The costs can be recouped through smart implementation of ideas and processes, which have been
gathered by the big data analysed; but it is vital that the analysts understand what the company
needs, and that the veracity of the data is thoroughly checked before being used in future
developments.
Conclusion
The advantages that are available through big data are potentially huge, as long as all four V’s are
monitored and managed regularly, quickly and attentively. The information provided must be fully
utilised and thoroughly examined by hard working and knowledgeable data analysts to improve it
into knowledge for the business in question, only then will the benefits be fully realised and the
company will likely see financial benefits from the practices.
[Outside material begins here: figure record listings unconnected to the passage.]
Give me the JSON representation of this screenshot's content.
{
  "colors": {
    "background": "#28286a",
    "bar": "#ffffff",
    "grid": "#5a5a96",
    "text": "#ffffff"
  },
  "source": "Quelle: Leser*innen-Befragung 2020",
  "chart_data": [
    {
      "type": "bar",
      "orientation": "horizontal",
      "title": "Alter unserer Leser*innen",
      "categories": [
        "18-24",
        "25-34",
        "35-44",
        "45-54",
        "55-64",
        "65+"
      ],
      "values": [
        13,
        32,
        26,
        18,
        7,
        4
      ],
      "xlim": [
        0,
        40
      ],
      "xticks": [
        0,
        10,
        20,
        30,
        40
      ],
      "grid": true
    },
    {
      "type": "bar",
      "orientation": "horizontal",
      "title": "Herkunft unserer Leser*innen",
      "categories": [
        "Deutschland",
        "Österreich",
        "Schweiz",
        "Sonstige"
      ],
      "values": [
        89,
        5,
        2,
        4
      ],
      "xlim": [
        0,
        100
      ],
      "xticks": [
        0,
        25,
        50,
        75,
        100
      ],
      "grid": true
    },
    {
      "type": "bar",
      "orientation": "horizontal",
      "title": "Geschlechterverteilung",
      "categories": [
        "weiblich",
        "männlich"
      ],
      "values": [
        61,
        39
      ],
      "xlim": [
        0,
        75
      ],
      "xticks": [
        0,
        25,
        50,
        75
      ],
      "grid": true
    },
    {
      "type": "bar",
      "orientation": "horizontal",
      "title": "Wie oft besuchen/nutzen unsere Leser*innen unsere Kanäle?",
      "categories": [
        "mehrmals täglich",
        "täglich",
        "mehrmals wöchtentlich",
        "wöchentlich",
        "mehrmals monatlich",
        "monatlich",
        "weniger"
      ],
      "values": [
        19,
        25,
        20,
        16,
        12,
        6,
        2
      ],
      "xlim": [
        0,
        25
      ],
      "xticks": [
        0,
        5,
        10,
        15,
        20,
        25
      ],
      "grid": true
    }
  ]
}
The costs associated with implementing a big data system are large, especially when considering all
of the technological tools and systems necessary to fully optimise the analysis of the everlasting
volume of data, but knowledge on such a large scale is worth the money required. The acquired
knowledge will undoubtedly improve the functions of nearly every aspect surrounding the business.
Most importantly, even more important than the financial aspect of big data, is that the application
of the knowledge acquired will lead to smarter and better informed decision making, which is the
bedrock of any safe, stable and trustworthy company.